Art422 | Audre Lorde. Epilogue, 1988.
- Feb 13, 2024
- 2 min read

Audre Lorde’s Epilogue opens, “I feel like I am living on a different star”, relating to a progressive decline in her health and its impact on her “immune-function”. Living on a star could relate to the unnatural, atypical changes she’s now facing. Her health is imposing on her “dreams”, the inconsistent decline is “difficult” to monitor. Lorde made dietary changes to support her health “Physically. Psychically”. By exercising her human right to care for herself and comparing it to “an act of political warfare”, implies a violent, drastic, unwanted change. A radical, feminist use of free will.
The comparison of health to “living on a different star”, could be compared to Susan Sontag’s text “Illness as Metaphor”. Specifically the quotation, “the kingdom of the well”. Both refer to being ill to feeling different, existing outside their normal location, somewhere in-accessible to a ‘normal’, healthy person.
The use of “star”, has similar connotations to her use of “warfare” to describe health and action. “The Earth is not a star”, stars are inhabitable to humans. They are commonly related to the concept of beauty and deeper meaning, used in astrology and astronomy. “Astrology is the nonscientific practice of using the positions of celestial objects to explain or predict human behavior”. So “living on a different star”, could be the writer's search for predictability in her condition, using the stars as a place to care for herself. This loss of connection to her home planet in connection to health may relate to the astrological study of planets and chakras, “As every planet is connected with respective chakras in the body, the weakness of a planet will directly impact the chakra associated with it.” Her health is weakening, therefore she is losing connection to this planet.

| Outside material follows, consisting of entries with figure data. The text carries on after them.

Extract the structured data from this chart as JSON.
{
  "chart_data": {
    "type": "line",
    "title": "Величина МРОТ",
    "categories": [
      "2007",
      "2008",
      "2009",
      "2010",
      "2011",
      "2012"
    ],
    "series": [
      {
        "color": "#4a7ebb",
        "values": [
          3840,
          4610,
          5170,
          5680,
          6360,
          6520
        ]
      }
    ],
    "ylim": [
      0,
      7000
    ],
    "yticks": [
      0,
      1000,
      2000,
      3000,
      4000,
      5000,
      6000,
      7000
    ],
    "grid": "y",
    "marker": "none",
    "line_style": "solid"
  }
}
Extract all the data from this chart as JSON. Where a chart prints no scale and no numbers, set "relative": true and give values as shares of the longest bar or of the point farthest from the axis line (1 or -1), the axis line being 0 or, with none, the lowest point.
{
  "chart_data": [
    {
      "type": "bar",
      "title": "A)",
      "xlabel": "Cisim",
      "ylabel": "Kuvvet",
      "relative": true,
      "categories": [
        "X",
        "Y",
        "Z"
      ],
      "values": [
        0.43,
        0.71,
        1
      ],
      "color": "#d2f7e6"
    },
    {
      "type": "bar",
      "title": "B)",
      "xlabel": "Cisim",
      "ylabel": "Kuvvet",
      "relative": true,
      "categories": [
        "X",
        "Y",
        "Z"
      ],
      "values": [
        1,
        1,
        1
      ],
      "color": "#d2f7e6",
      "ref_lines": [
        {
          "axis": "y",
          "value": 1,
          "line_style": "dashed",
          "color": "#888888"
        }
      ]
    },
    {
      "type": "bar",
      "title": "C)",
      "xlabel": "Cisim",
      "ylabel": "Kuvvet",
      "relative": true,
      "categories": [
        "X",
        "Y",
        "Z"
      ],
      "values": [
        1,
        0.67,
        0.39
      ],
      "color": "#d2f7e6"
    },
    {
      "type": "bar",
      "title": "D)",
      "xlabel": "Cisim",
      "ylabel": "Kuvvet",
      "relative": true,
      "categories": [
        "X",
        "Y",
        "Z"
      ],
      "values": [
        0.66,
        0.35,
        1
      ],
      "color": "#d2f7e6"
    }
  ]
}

Another idea from this point, health can make life seem inaccessible, like a star.. “Stars are formed from vast clouds of gas and dust, undergoing gravitational collapse until the pressure and temperature at their cores reach a point where nuclear fusion can occur.”
Audre Lorde moves on to share her attempt to balance a focus on health with her ‘real life’. A focus on being non-defined, not being the illness, “To resist giving myself over”. This becomes a sad contrast to the later mentions of “what have I had to leave behind?”. Acknowledging her efforts of self care as having “no useful purpose”. Showing how diseases can create defeatist mindsets when they’re considered terminal. She shares her struggle learning “to live within uncertainty”, a reality experienced by many with unsolvable health conditions. This epilogue ends on a positive, reality check. Almost as if reminding the reader to “live in what has not yet been”. Showing a brave ability to accept a life changing diagnosis, living without allowing it to dominate or “immobilise”.